The next morning we drove down Highway 33, exited at the oil wells, and arrived at  Foster elementary school in Ventura.  It’s in a heavily Latino low to middle income neighborhood.  The Ojai Music Festival was sponsoring a Chumash Indian music participation program for fourth graders.  Julie Tumamait entertained the bright-eyed kids with stories, dances, flutes, drums, and rattles.

The classroom was crowded with the decor bordering on organized chaos.  The kids’ regular teacher, a lovely young woman, seemed at times the very picture of a drill sergeant.  I was amazed at how she kept her composure, all the while monitoring her charges and simultaneously grading their homework.

I think Julie must be almost as old as I am.  She’s the Valley’s resident Chumash expert and shows up at anything faintly related to her ancestors.  Sweetie and I have photographed lots of kids participating in all kinds of Music Festival programs.  It’s a daunting challenge for the instructor.  The kids usually start out with sort of a “what am I doing here” look on their faces.  They move on to studied indifference.  Keeping them from engaging their nearest neighbor in some sort of mayhem is common.  Getting their attention and keeping them interested is the goal.  Julie was a master.

She began by providing background information.  I don’t think anyone heard it.  Next, a video of Indian dancing accompanied by Julie’s jousting with the remote control.  The kids were indifferent.  Having set them up in this manner, she then went for the jugular.  Forming forty kids in a circle, the center of which was crammed with chairs and desks, she handed out all manner of rattles, drums, flutes and whatnot.  She showed the kids how to hop up and down while moving clockwise and blowing on or beating their Chumash instruments.  It was a sight to behold.  The kids were ecstatic.  They couldn’t get enough of it.  It went on in various forms for nearly thirty minutes.  I was exhausted…and all I was doing was taking pictures.

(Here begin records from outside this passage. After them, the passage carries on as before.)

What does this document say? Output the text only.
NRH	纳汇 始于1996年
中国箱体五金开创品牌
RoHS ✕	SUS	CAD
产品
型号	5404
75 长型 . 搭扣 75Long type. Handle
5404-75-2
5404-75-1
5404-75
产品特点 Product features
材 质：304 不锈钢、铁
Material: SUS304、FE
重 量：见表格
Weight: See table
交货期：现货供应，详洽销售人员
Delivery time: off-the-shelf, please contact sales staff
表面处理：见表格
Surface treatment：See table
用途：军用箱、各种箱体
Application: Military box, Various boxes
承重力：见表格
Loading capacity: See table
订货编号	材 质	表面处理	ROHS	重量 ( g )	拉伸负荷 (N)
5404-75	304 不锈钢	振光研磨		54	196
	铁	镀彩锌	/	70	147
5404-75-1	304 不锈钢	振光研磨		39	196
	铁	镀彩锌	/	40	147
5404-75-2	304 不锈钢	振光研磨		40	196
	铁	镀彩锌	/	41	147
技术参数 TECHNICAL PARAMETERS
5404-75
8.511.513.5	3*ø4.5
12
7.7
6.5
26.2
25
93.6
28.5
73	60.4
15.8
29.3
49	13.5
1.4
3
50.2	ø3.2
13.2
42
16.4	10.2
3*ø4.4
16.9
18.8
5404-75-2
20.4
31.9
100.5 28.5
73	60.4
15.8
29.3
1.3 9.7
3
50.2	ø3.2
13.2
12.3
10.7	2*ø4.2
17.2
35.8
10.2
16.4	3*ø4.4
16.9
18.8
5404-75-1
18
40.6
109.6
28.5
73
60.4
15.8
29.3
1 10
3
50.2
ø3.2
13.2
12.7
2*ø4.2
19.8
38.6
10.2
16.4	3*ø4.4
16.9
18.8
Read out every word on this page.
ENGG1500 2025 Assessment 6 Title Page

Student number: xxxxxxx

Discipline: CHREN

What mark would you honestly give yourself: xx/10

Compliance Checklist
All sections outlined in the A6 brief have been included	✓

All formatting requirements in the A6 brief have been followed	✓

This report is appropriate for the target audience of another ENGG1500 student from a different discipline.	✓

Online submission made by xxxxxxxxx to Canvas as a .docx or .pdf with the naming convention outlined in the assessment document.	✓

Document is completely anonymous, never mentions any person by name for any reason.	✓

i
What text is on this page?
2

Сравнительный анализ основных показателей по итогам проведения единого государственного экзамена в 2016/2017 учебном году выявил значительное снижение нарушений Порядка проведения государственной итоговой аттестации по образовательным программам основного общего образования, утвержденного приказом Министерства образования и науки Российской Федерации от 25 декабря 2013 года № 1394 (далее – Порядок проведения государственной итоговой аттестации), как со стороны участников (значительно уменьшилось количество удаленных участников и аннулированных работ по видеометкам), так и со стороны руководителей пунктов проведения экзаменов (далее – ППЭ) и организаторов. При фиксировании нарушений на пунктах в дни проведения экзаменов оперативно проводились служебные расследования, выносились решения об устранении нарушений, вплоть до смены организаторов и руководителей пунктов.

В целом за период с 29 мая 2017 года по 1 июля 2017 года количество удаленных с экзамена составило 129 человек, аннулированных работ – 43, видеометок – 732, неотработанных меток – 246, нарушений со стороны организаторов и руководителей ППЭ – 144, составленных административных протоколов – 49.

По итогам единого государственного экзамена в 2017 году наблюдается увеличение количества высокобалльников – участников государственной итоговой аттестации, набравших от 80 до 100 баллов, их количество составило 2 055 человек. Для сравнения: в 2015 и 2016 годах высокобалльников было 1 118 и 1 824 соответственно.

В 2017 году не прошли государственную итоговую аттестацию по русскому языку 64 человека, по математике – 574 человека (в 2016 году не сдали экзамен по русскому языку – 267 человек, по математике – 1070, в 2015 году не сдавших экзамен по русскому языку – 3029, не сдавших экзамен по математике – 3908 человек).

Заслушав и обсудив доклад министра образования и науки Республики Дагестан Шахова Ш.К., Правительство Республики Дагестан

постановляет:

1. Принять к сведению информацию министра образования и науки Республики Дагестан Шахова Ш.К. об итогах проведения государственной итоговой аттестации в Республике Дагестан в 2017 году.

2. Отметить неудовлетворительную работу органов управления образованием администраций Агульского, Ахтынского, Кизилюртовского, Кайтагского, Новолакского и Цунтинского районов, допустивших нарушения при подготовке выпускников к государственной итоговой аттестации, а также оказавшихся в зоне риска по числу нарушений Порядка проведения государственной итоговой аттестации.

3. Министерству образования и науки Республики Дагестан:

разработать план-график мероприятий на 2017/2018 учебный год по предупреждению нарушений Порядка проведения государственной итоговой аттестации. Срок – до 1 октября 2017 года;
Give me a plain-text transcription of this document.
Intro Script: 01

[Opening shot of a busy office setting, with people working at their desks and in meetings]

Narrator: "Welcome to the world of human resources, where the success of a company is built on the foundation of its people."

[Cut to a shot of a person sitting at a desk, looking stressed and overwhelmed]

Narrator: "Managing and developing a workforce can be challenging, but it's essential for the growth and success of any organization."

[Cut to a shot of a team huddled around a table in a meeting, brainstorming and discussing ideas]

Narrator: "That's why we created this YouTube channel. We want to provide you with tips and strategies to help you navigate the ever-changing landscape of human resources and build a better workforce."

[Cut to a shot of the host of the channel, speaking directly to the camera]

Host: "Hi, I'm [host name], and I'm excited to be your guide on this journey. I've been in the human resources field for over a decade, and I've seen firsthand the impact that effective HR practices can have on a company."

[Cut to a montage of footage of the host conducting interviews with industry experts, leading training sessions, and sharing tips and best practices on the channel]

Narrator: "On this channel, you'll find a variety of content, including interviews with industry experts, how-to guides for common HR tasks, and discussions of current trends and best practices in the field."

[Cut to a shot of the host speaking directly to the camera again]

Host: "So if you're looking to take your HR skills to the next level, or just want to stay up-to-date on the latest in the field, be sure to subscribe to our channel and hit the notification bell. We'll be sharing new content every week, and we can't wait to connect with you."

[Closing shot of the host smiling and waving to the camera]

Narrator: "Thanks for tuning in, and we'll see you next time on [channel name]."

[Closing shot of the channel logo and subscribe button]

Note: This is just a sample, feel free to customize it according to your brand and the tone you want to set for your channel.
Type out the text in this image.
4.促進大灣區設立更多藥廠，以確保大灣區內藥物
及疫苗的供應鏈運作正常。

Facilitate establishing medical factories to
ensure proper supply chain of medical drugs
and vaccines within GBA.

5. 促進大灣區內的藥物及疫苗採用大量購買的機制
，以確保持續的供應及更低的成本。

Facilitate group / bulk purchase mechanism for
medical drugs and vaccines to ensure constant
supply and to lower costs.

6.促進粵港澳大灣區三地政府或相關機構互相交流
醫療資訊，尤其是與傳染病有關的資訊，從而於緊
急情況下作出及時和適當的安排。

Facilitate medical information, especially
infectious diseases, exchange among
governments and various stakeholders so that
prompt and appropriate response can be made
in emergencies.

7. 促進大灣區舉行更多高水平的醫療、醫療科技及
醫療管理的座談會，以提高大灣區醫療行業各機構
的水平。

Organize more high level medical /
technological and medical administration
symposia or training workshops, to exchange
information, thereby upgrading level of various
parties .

Before we left the classroom, we both hugged Julie and told her how happy we were that she survived.  So was she.  And she had to do it again half an hour later.

So what’s this got to do with old Mr. Bernstein you say.  I’m not sure.  Maybe it was the contrasts.  A bunch of adults listening to investment strategy versus kids who barely have enough lunch money.  Old folks wondering if their legacy would last til they keeled over versus kids who have no idea of mortality.  Skeptics who’ve heard it before versus kids who haven’t.

Bet the kids would love lamb chops.

 julie-tumamait

2 Responses to “Parallel Universes”


  1. 1 sidney cohn December 4, 2008 at 6:44 pm

    Old Mr. Cohn advises fixed annuities that pay almost 6% per annum guarnteed! Tell that to Mr. Bernstein.

    Love to you also.

    Like

  2. 2 Mark Schneider December 4, 2008 at 9:30 pm

    Not a synic here, but my financial advisors have guided me to invest in methamphetamine. This is a commodity that is hardly affected by the current crunch. Those who demand this product place it as a basic necessity, more important than nutrition for younger family members, or perhaps even gasoline. Win Win… Lets all invest!